The research work is aimed at finding the optimal graph of the Travel Salesman Problem of the vehicular movement from multiple sources of the Nigeria roads network of the coastal towns: Lagos, Port Harcourt, Asaba and Calabar through the hinterland to multiple destinations (border towns) of Katsina, Sokoto and Maiduguri so as to minimize the cost of fueling, maintenance and loss customers and goods/services get delivered to destinations in good time. In obtaining the optimal graph, the Kruskal algorithm of the minimum spinning tree was used and was implemented by a computer application package, TORA, developed by Taha.
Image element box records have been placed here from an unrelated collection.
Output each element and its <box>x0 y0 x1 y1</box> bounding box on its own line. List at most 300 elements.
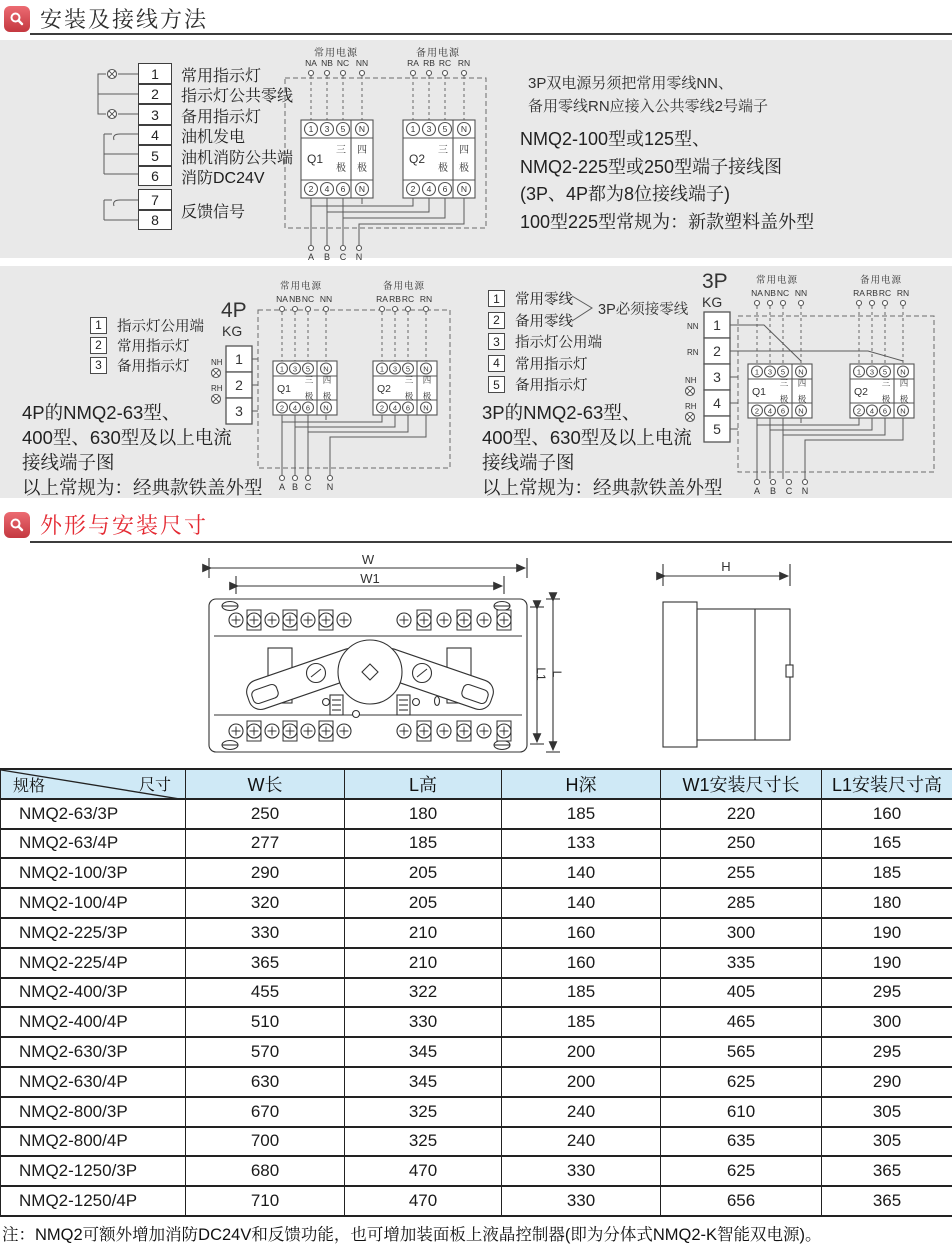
value-cell: 630 <box>186 1067 345 1097</box>
svg-text:RN: RN <box>896 288 910 298</box>
svg-text:四: 四 <box>797 378 807 388</box>
corner-top-label: 尺寸 <box>138 777 171 794</box>
svg-text:极: 极 <box>404 390 414 401</box>
svg-text:NN: NN <box>319 294 333 304</box>
value-cell: 165 <box>822 829 952 859</box>
svg-text:5: 5 <box>442 124 448 135</box>
desc-line: NMQ2-100型或125型、 <box>520 129 711 149</box>
svg-text:Q2: Q2 <box>377 383 392 395</box>
kg-label: KG <box>702 294 723 310</box>
svg-text:极: 极 <box>881 393 891 404</box>
value-cell: 710 <box>186 1186 345 1216</box>
svg-text:4: 4 <box>392 403 398 413</box>
svg-text:5: 5 <box>780 367 786 377</box>
svg-text:NA: NA <box>305 58 317 68</box>
terminal-bank <box>229 721 351 741</box>
value-cell: 680 <box>186 1156 345 1186</box>
svg-text:1: 1 <box>379 364 385 374</box>
svg-text:4: 4 <box>869 406 875 416</box>
svg-text:3: 3 <box>869 367 875 377</box>
svg-text:2: 2 <box>856 406 862 416</box>
svg-text:C: C <box>339 252 347 262</box>
value-cell: 320 <box>186 888 345 918</box>
svg-text:四: 四 <box>422 375 432 385</box>
normal-power-label: 常用电源 <box>279 281 323 292</box>
svg-text:N: N <box>900 367 906 377</box>
terminal-label: 常用指示灯 <box>181 67 262 85</box>
desc-line: 4P的NMQ2-63型、 <box>22 402 181 423</box>
value-cell: 205 <box>345 858 502 888</box>
value-cell: 160 <box>822 799 952 829</box>
rh-label: RH <box>685 402 697 411</box>
model-cell: NMQ2-630/4P <box>1 1067 186 1097</box>
terminal-row <box>138 211 181 232</box>
svg-text:极: 极 <box>422 390 432 401</box>
desc-line: NMQ2-225型或250型端子接线图 <box>520 156 783 177</box>
dim-l1-label: L1 <box>534 667 548 681</box>
svg-text:2: 2 <box>308 184 314 195</box>
value-cell: 185 <box>502 799 661 829</box>
desc-line: 400型、630型及以上电流 <box>22 427 232 448</box>
value-cell: 365 <box>822 1156 952 1186</box>
magnifier-icon <box>4 512 30 538</box>
svg-text:RB: RB <box>389 294 401 304</box>
col-header: W1安装尺寸长 <box>661 769 822 799</box>
backup-power-label: 备用电源 <box>382 281 426 292</box>
value-cell: 285 <box>661 888 822 918</box>
terminal-row <box>138 85 293 106</box>
svg-text:5: 5 <box>340 124 346 135</box>
section-2-header <box>4 509 208 540</box>
terminal-label: 指示灯公用端 <box>117 318 204 335</box>
terminal-label: 备用零线 <box>515 313 573 330</box>
svg-text:5: 5 <box>305 364 311 374</box>
svg-text:四: 四 <box>322 375 332 385</box>
value-cell: 465 <box>661 1007 822 1037</box>
terminal-number-box: 3 <box>90 357 107 374</box>
brace-note: 3P必须接零线 <box>598 302 689 318</box>
desc-line: 3P的NMQ2-63型、 <box>482 402 641 423</box>
value-cell: 625 <box>661 1067 822 1097</box>
value-cell: 345 <box>345 1067 502 1097</box>
terminal-row <box>138 105 293 126</box>
svg-text:极: 极 <box>797 393 807 404</box>
backup-power-label: 备用电源 <box>859 275 903 286</box>
value-cell: 180 <box>345 799 502 829</box>
svg-text:N: N <box>326 482 334 492</box>
spec-table <box>0 768 952 1217</box>
terminal-number-box: 4 <box>488 355 505 372</box>
header-underline <box>30 33 952 35</box>
svg-text:RA: RA <box>853 288 865 298</box>
terminal-row <box>138 126 293 147</box>
terminal-symbols <box>90 60 142 232</box>
svg-text:3: 3 <box>292 364 298 374</box>
svg-text:三: 三 <box>336 145 346 156</box>
model-cell: NMQ2-1250/4P <box>1 1186 186 1216</box>
backup-power-label: 备用电源 <box>416 48 460 59</box>
svg-text:N: N <box>460 184 468 195</box>
value-cell: 635 <box>661 1127 822 1157</box>
terminal-label: 油机消防公共端 <box>181 149 294 167</box>
svg-text:A: A <box>307 252 315 262</box>
svg-text:三: 三 <box>881 378 891 388</box>
svg-text:3: 3 <box>235 403 243 419</box>
svg-text:Q1: Q1 <box>277 383 292 395</box>
svg-text:2: 2 <box>279 403 285 413</box>
svg-text:NB: NB <box>764 288 776 298</box>
dimension-drawing <box>180 552 952 768</box>
svg-text:极: 极 <box>779 393 789 404</box>
value-cell: 335 <box>661 948 822 978</box>
value-cell: 330 <box>502 1186 661 1216</box>
desc-line: 以上常规为：经典款铁盖外型 <box>482 477 723 498</box>
terminal-number-box: 2 <box>90 337 107 354</box>
terminal-label: 常用指示灯 <box>117 338 190 355</box>
svg-text:四: 四 <box>459 145 469 156</box>
svg-text:极: 极 <box>322 390 332 401</box>
backup-pins <box>407 58 470 120</box>
value-cell: 565 <box>661 1037 822 1067</box>
svg-text:N: N <box>798 367 804 377</box>
svg-text:三: 三 <box>404 375 414 385</box>
terminal-row <box>138 146 293 167</box>
normal-power-label: 常用电源 <box>755 275 799 286</box>
svg-text:B: B <box>769 486 777 496</box>
terminal-strip <box>138 64 293 187</box>
col-header: L高 <box>345 769 502 799</box>
value-cell: 295 <box>822 978 952 1008</box>
table-row <box>1 1037 952 1067</box>
value-cell: 510 <box>186 1007 345 1037</box>
value-cell: 365 <box>822 1186 952 1216</box>
terminal-number-box: 1 <box>138 63 172 84</box>
table-row <box>1 1097 952 1127</box>
desc-3p <box>482 400 723 500</box>
value-cell: 133 <box>502 829 661 859</box>
value-cell: 455 <box>186 978 345 1008</box>
svg-text:RN: RN <box>419 294 433 304</box>
svg-text:RC: RC <box>438 58 452 68</box>
terminal-row <box>138 64 293 85</box>
value-cell: 140 <box>502 858 661 888</box>
terminal-label: 指示灯公共零线 <box>181 88 294 106</box>
svg-text:2: 2 <box>754 406 760 416</box>
value-cell: 240 <box>502 1097 661 1127</box>
svg-text:N: N <box>423 364 429 374</box>
q1-unit <box>301 120 373 198</box>
value-cell: 220 <box>661 799 822 829</box>
terminal-label: 指示灯公用端 <box>515 335 602 352</box>
model-cell: NMQ2-225/3P <box>1 918 186 948</box>
svg-text:N: N <box>423 403 429 413</box>
q2-unit <box>850 364 914 418</box>
wiring-diagram-8term <box>283 42 489 262</box>
value-cell: 670 <box>186 1097 345 1127</box>
svg-text:N: N <box>460 124 468 135</box>
value-cell: 290 <box>822 1067 952 1097</box>
note-line: 备用零线RN应接入公共零线2号端子 <box>528 98 769 115</box>
table-row <box>1 799 952 829</box>
svg-text:RA: RA <box>376 294 388 304</box>
svg-text:NC: NC <box>776 288 790 298</box>
pole-label-4p: 4P <box>221 299 247 322</box>
svg-text:极: 极 <box>438 163 448 174</box>
model-cell: NMQ2-1250/3P <box>1 1156 186 1186</box>
corner-bottom-label: 规格 <box>13 777 46 795</box>
note-line: 3P双电源另须把常用零线NN、 <box>528 75 734 92</box>
dim-w-label: W <box>361 552 375 567</box>
panel-wiring-top <box>0 40 952 262</box>
terminal-label: 备用指示灯 <box>181 108 262 126</box>
svg-text:B: B <box>291 482 299 492</box>
value-cell: 140 <box>502 888 661 918</box>
desc-line: 400型、630型及以上电流 <box>482 427 692 448</box>
value-cell: 610 <box>661 1097 822 1127</box>
svg-text:5: 5 <box>405 364 411 374</box>
terminal-number-box: 1 <box>488 290 505 307</box>
value-cell: 305 <box>822 1097 952 1127</box>
svg-text:N: N <box>900 406 906 416</box>
svg-text:3: 3 <box>767 367 773 377</box>
terminal-number-box: 3 <box>488 333 505 350</box>
svg-text:1: 1 <box>235 351 243 367</box>
value-cell: 190 <box>822 948 952 978</box>
value-cell: 205 <box>345 888 502 918</box>
svg-text:2: 2 <box>235 377 243 393</box>
pole-label-3p: 3P <box>702 270 728 293</box>
wiring-note <box>528 72 768 118</box>
value-cell: 180 <box>822 888 952 918</box>
svg-text:1: 1 <box>279 364 285 374</box>
svg-text:N: N <box>323 364 329 374</box>
model-cell: NMQ2-100/3P <box>1 858 186 888</box>
terminal-label: 备用指示灯 <box>117 358 190 375</box>
svg-text:RC: RC <box>401 294 415 304</box>
svg-text:1: 1 <box>713 317 721 333</box>
svg-text:C: C <box>304 482 312 492</box>
value-cell: 190 <box>822 918 952 948</box>
svg-text:5: 5 <box>882 367 888 377</box>
svg-text:四: 四 <box>357 145 367 156</box>
terminal-number-box: 8 <box>138 210 172 231</box>
table-row <box>1 1007 952 1037</box>
svg-text:极: 极 <box>459 163 469 174</box>
value-cell: 330 <box>345 1007 502 1037</box>
svg-text:6: 6 <box>340 184 346 195</box>
svg-text:RA: RA <box>407 58 419 68</box>
value-cell: 305 <box>822 1127 952 1157</box>
phase-pins <box>754 480 808 497</box>
value-cell: 185 <box>345 829 502 859</box>
value-cell: 160 <box>502 948 661 978</box>
value-cell: 470 <box>345 1186 502 1216</box>
svg-text:3: 3 <box>713 369 721 385</box>
nh-label: NH <box>211 358 223 367</box>
svg-text:6: 6 <box>305 403 311 413</box>
terminal-label: 油机发电 <box>181 129 246 147</box>
value-cell: 656 <box>661 1186 822 1216</box>
svg-text:极: 极 <box>357 163 367 174</box>
svg-text:1: 1 <box>410 124 416 135</box>
svg-text:NA: NA <box>276 294 288 304</box>
svg-text:N: N <box>358 124 366 135</box>
normal-pins <box>305 58 368 120</box>
table-header-row <box>1 769 952 799</box>
table-row <box>1 948 952 978</box>
table-row <box>1 888 952 918</box>
value-cell: 325 <box>345 1097 502 1127</box>
value-cell: 300 <box>661 918 822 948</box>
col-header: L1安装尺寸高 <box>822 769 952 799</box>
value-cell: 570 <box>186 1037 345 1067</box>
svg-text:极: 极 <box>899 393 909 404</box>
terminal-number-box: 7 <box>138 189 172 210</box>
svg-text:RB: RB <box>423 58 435 68</box>
value-cell: 322 <box>345 978 502 1008</box>
value-cell: 330 <box>502 1156 661 1186</box>
model-cell: NMQ2-400/4P <box>1 1007 186 1037</box>
wiring-desc <box>520 126 814 236</box>
svg-text:4: 4 <box>713 395 721 411</box>
value-cell: 365 <box>186 948 345 978</box>
svg-text:极: 极 <box>336 163 346 174</box>
value-cell: 700 <box>186 1127 345 1157</box>
rn-label: RN <box>687 348 699 357</box>
model-cell: NMQ2-630/3P <box>1 1037 186 1067</box>
svg-text:A: A <box>753 486 761 496</box>
terminal-row <box>138 167 293 188</box>
svg-text:6: 6 <box>882 406 888 416</box>
terminal-number-box: 5 <box>488 376 505 393</box>
diagram-3p <box>0 266 952 498</box>
table-row <box>1 1067 952 1097</box>
model-cell: NMQ2-800/3P <box>1 1097 186 1127</box>
table-row <box>1 918 952 948</box>
svg-text:2: 2 <box>379 403 385 413</box>
terminal-label: 消防DC24V <box>181 170 265 188</box>
section-1-title: 安装及接线方法 <box>40 7 209 32</box>
svg-text:1: 1 <box>754 367 760 377</box>
desc-line: 接线端子图 <box>482 452 575 473</box>
svg-text:NC: NC <box>336 58 350 68</box>
value-cell: 277 <box>186 829 345 859</box>
value-cell: 405 <box>661 978 822 1008</box>
feedback-label: 反馈信号 <box>181 204 246 221</box>
svg-text:6: 6 <box>780 406 786 416</box>
value-cell: 250 <box>661 829 822 859</box>
svg-text:B: B <box>323 252 331 262</box>
kg-label: KG <box>222 323 243 339</box>
model-cell: NMQ2-800/4P <box>1 1127 186 1157</box>
nh-label: NH <box>685 376 697 385</box>
terminal-strip-extra <box>138 190 181 231</box>
svg-text:三: 三 <box>438 145 448 156</box>
desc-line: 100型225型常规为：新款塑料盖外型 <box>520 211 815 232</box>
terminal-label: 备用指示灯 <box>515 378 588 395</box>
value-cell: 470 <box>345 1156 502 1186</box>
svg-text:2: 2 <box>713 343 721 359</box>
table-row <box>1 1186 952 1216</box>
svg-text:4: 4 <box>292 403 298 413</box>
svg-text:4: 4 <box>324 184 330 195</box>
terminal-number-box: 2 <box>138 84 172 105</box>
value-cell: 185 <box>822 858 952 888</box>
col-header: W长 <box>186 769 345 799</box>
svg-text:N: N <box>323 403 329 413</box>
svg-text:Q2: Q2 <box>854 386 869 398</box>
terminal-number-box: 1 <box>90 317 107 334</box>
section-2-title: 外形与安装尺寸 <box>40 513 209 538</box>
terminal-number-box: 4 <box>138 125 172 146</box>
value-cell: 210 <box>345 948 502 978</box>
col-header: H深 <box>502 769 661 799</box>
value-cell: 200 <box>502 1037 661 1067</box>
svg-text:Q1: Q1 <box>752 386 767 398</box>
value-cell: 240 <box>502 1127 661 1157</box>
value-cell: 250 <box>186 799 345 829</box>
q1-unit <box>748 364 812 418</box>
rh-label: RH <box>211 384 223 393</box>
nn-label: NN <box>687 322 699 331</box>
section-1-header <box>4 3 208 34</box>
desc-line: (3P、4P都为8位接线端子) <box>520 184 731 204</box>
model-cell: NMQ2-63/3P <box>1 799 186 829</box>
q2-unit <box>403 120 475 198</box>
normal-pins <box>751 288 807 364</box>
dim-w1-label: W1 <box>360 571 380 586</box>
model-cell: NMQ2-225/4P <box>1 948 186 978</box>
dim-h-label: H <box>721 559 731 574</box>
svg-text:3: 3 <box>392 364 398 374</box>
model-cell: NMQ2-400/3P <box>1 978 186 1008</box>
svg-text:极: 极 <box>304 390 314 401</box>
dim-l-label: L <box>550 670 564 678</box>
table-row <box>1 1127 952 1157</box>
corner-cell <box>1 769 186 799</box>
terminal-label: 常用指示灯 <box>515 356 588 373</box>
svg-text:Q1: Q1 <box>307 152 324 166</box>
svg-text:2: 2 <box>410 184 416 195</box>
terminal-label: 常用零线 <box>515 292 573 309</box>
svg-text:3: 3 <box>324 124 330 135</box>
value-cell: 160 <box>502 918 661 948</box>
svg-text:4: 4 <box>767 406 773 416</box>
value-cell: 300 <box>822 1007 952 1037</box>
value-cell: 330 <box>186 918 345 948</box>
magnifier-icon <box>4 6 30 32</box>
desc-line: 接线端子图 <box>22 452 115 473</box>
svg-text:NN: NN <box>794 288 808 298</box>
footnote: 注：NMQ2可额外增加消防DC24V和反馈功能，也可增加装面板上液晶控制器(即为分体式NMQ2-K智能双电源)。 <box>2 1226 822 1244</box>
model-cell: NMQ2-100/4P <box>1 888 186 918</box>
svg-text:Q2: Q2 <box>409 152 426 166</box>
table-row <box>1 978 952 1008</box>
model-cell: NMQ2-63/4P <box>1 829 186 859</box>
svg-text:NA: NA <box>751 288 763 298</box>
table-row <box>1 858 952 888</box>
value-cell: 295 <box>822 1037 952 1067</box>
terminal-number-box: 3 <box>138 104 172 125</box>
value-cell: 345 <box>345 1037 502 1067</box>
svg-text:NB: NB <box>289 294 301 304</box>
svg-text:三: 三 <box>779 378 789 388</box>
svg-text:三: 三 <box>304 375 314 385</box>
normal-power-label: 常用电源 <box>314 48 358 59</box>
svg-text:NC: NC <box>301 294 315 304</box>
svg-text:RC: RC <box>878 288 892 298</box>
svg-text:NB: NB <box>321 58 333 68</box>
The optimal minimum spinning graph is: Lagos – Abeokuta – Ibadan – Osogbo – Ilorin – Osogbo – Akure - Ado Ekiti – Akure – Benni – Asaba – Owerri - Port Harcourt – Umuahia – Uyo – Calabar – Uyo – Umuahia - Port Harcourt – Owerri – Asaba – Benni – Awka – Enugu – Abakelike – Enugu – Awka – Benni – Akure – Lokoja – Abuja – Minna –Abuja – Kaduna – Kano – Katsina - Kano – Dutse – Kano – Gasua – Sokoto – Brini Kebbi – Sokoto – Gusau – Kano – Kaduna - Abuja – Lafia – Makurdi – Lafia – Jos – Bauchi – Gombe – Yola – Jalingo – Yola – Gombe – Damaturu – Maiduguri with the total distance of 8327Km.